Because of their reliance on existing data to answer prompts, cybersecurity researchers are skeptical for now that large language models will be used to write innovative malicious code. “Writing exploits, especially modern exploits, requires the invention and use of new techniques,” said Matt Suiche, a director for memory, incident response, and R&D at Magnet Forensics. “This isn’t something that AI can do yet.”
Cognizant of the risk that ChatGPT could be used to write exploits, OpenAI has put in place some guardrails around using the tool to write malware. Asked to write a zero-click remote code execution exploit for Apple’s iPhone — code that would fetch huge sums on the black market and could be used to carry out invasive surveillance — ChatGPT informs the user that “creating or using exploits is illegal and can cause harm to individuals and systems, so it is not something that I can assist with.”
But these restrictions are imperfect. The functions of a malicious piece of software — making network connections or encrypting the contents of a file, for example — are ones that legitimate software does as well. Differentiating between legitimate and malicious software is often a matter of intent, and that makes LLMs vulnerable to misuse.

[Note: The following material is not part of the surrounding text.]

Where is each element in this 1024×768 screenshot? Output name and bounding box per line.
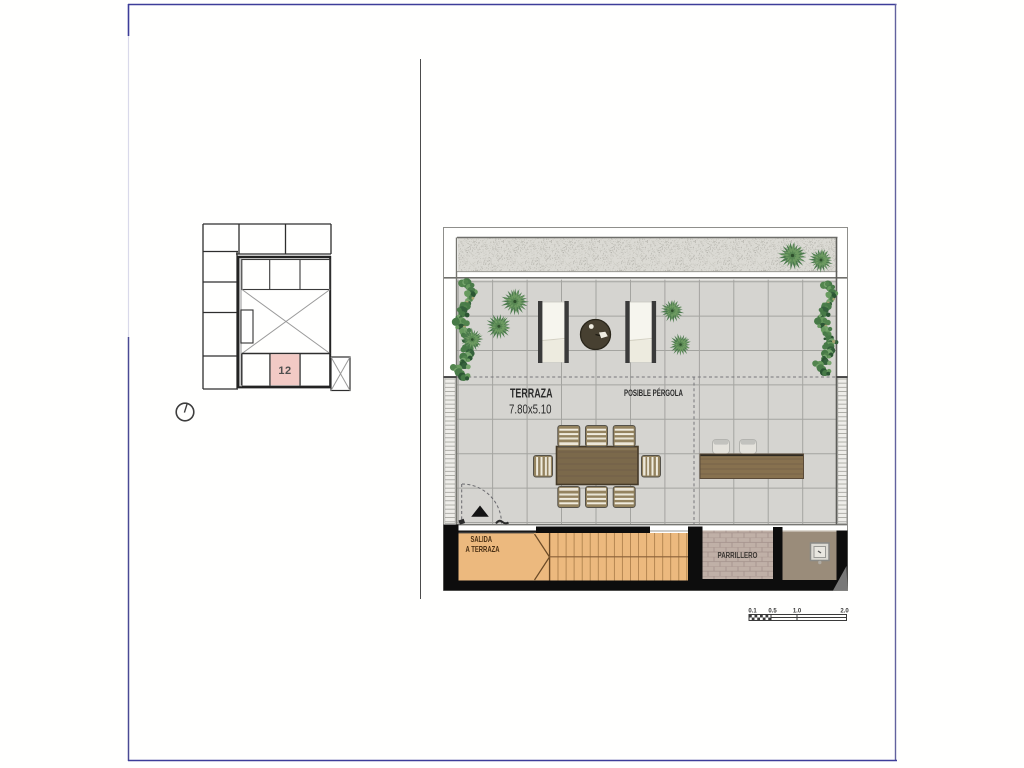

Benjamin Tan, a computer scientist at the University of Calgary, said he was able to bypass some of ChatGPT’s safeguards by asking the model to produce software piece by piece that, when assembled, might be put to malicious use. “It doesn’t know that when you put it all together it’s doing something that it shouldn’t be doing,” Tan said.
Even if LLMs can’t write their own exploits for now, they could be used to tweak existing malware and create variants. The creation of variants might be used to bypass signature analysis or be used to imitate the code-writing style of another attacker, making it more difficult to attribute attacks, Pearce said.
As large language models proliferate, it’s reasonable to think that they will play a role in exploit development. For now, it’s probably cheaper or easier for attackers to write their own exploits, but as defenses improve and the cost of LLMs decrease, there’s good reason to believe that tools like ChatGPT will play a key role in exploit development.
Part of Tan’s research involves tuning publicly available models, and “if you had a sufficient set of samples then you could train these things to spit out malware,” he says. “It just depends on finding the training data.”